Fig. 5.

Interaction of rv-cyclin and cdk3. A. Nuclear extracts from induced HeLa Tet-Off myc-rv-cyclin cells after 72 hours serum starvation followed by 3 hrs of serum restoration were subject to co-IP with the indicated IP antibodies, normal rabbit serum (NRS), anti-cdk3 (αcdk3) and anti-cdk8 (αcdk8).

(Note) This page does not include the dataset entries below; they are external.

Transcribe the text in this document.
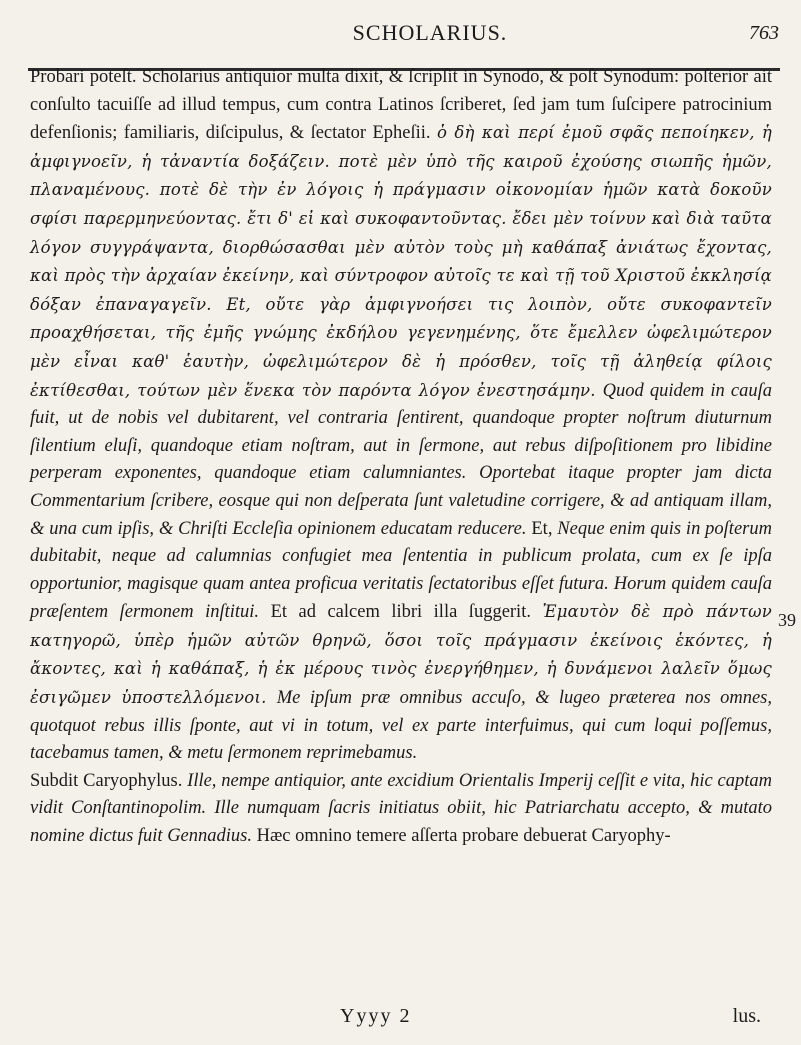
SCHOLARIUS.	763

Probari poteſt. Scholarius antiquior multa dixit, & ſcripſit in Synodo, & poſt Synodum: poſterior ait conſulto tacuiſſe ad illud tempus, cum contra Latinos ſcriberet, ſed jam tum ſuſcipere patrocinium defenſionis; familiaris, diſcipulus, & ſectator Epheſii. ὁ δὴ καὶ περί ἐμοῦ σφᾶς πεποίηκεν, ἡ ἀμφιγνοεῖν, ἡ τἀναντία δοξάζειν. ποτὲ μὲν ὑπὸ τῆς καιροῦ ἐχούσης σιωπῆς ἡμῶν, πλαναμένους. ποτὲ δὲ τὴν ἐν λόγοις ἡ πράγμασιν οἰκονομίαν ἡμῶν κατὰ δοκοῦν σφίσι παρερμηνεύοντας. ἔτι δ' εἰ καὶ συκοφαντοῦντας. ἔδει μὲν τοίνυν καὶ διὰ ταῦτα λόγον συγγράψαντα, διορθώσασθαι μὲν αὐτὸν τοὺς μὴ καθάπαξ ἀνιάτως ἔχοντας, καὶ πρὸς τὴν ἀρχαίαν ἐκείνην, καὶ σύντροφον αὐτοῖς τε καὶ τῇ τοῦ Χριστοῦ ἐκκλησίᾳ δόξαν ἐπαναγαγεῖν. Et, οὔτε γὰρ ἀμφιγνοήσει τις λοιπὸν, οὔτε συκοφαντεῖν προαχθήσεται, τῆς ἐμῆς γνώμης ἐκδήλου γεγενημένης, ὅτε ἔμελλεν ὠφελιμώτερον μὲν εἶναι καθ' ἑαυτὴν, ὠφελιμώτερον δὲ ἡ πρόσθεν, τοῖς τῇ ἀληθείᾳ φίλοις ἐκτίθεσθαι, τούτων μὲν ἕνεκα τὸν παρόντα λόγον ἐνεστησάμην. Quod quidem in cauſa fuit, ut de nobis vel dubitarent, vel contraria ſentirent, quandoque propter noſtrum diuturnum ſilentium eluſi, quandoque etiam noſtram, aut in ſermone, aut rebus diſpoſitionem pro libidine perperam exponentes, quandoque etiam calumniantes. Oportebat itaque propter jam dicta Commentarium ſcribere, eosque qui non deſperata ſunt valetudine corrigere, & ad antiquam illam, & una cum ipſis, & Chriſti Eccleſia opinionem educatam reducere. Et, Neque enim quis in poſterum dubitabit, neque ad calumnias confugiet mea ſententia in publicum prolata, cum ex ſe ipſa opportunior, magisque quam antea proficua veritatis ſectatoribus eſſet futura. Horum quidem cauſa præſentem ſermonem inſtitui. Et ad calcem libri illa ſuggerit. Ἐμαυτὸν δὲ πρὸ πάντων κατηγορῶ, ὑπὲρ ἡμῶν αὐτῶν θρηνῶ, ὅσοι τοῖς πράγμασιν ἐκείνοις ἑκόντες, ἡ ἄκοντες, καὶ ἡ καθάπαξ, ἡ ἐκ μέρους τινὸς ἐνεργήθημεν, ἡ δυνάμενοι λαλεῖν ὅμως ἐσιγῶμεν ὑποστελλόμενοι. Me ipſum præ omnibus accuſo, & lugeo præterea nos omnes, quotquot rebus illis ſponte, aut vi in totum, vel ex parte interfuimus, qui cum loqui poſſemus, tacebamus tamen, & metu ſermonem reprimebamus.

Subdit Caryophylus. Ille, nempe antiquior, ante excidium Orientalis Imperij ceſſit e vita, hic captam vidit Conſtantinopolim. Ille numquam ſacris initiatus obiit, hic Patriarchatu accepto, & mutato nomine dictus fuit Gennadius. Hæc omnino temere aſſerta probare debuerat Caryophy-

39
Yyyy 2	lus.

The western blot was probed first with anti-myc Ab (αmyc) to detect precipitation of myc-tagged rv-cyclin followed by anti-cdk3 Ab (αcdk3) to detect precipitation of endogenous cdk3. B. Over-expressed, HA-tagged cdk3 was subject to co-IP with anti-rv-cyclin (αrv-cyclin) from nuclear extracts of HeLa cells with or without induced expression of myc-tagged rv-cyclin. Blots were probed first with anti-HA (αHA) to detect HA-cdk3 followed by anti-myc (αmyc) to confirm myc-rv-cyclin expression. Co-IPs with anti-cdk3 (αcdk3) and normal rabbit sera (NRS) were from extracts of rv-cyclin-induced cells. C. Ni Sepharose-His-cdk3 pulldown of soluble GST, GST-rv-cyclin (rv-cyclin) or GST-cyclin C (cyclinC) probed with anti-GST antibody (αGST). The blot was reprobed with anti-polyHis (αHis) to detect input His-cdk3. Total unbound GSTs from each reaction were run separately (bottom panels). GST-rv-cyclin and GST-cyclin C are of similar molecular weight (64 KDa vs. 60 KDa); the GST panels show signal for proteins at 27 KDa (GST). D. GST-pulldowns of over-expressed cdk3 were tested in kinase assays for phosphorylation of an Rb fusion protein (MBP-Rb-C, a.a. 379–928). The top panel shows the autoradiograph (³²P-Rb) followed by antibodies for phosphorylated residues S807 and S811 of Rb (αpRb, middle panel) and for input MBP-Rb-C substrate (αRb, bottom panel).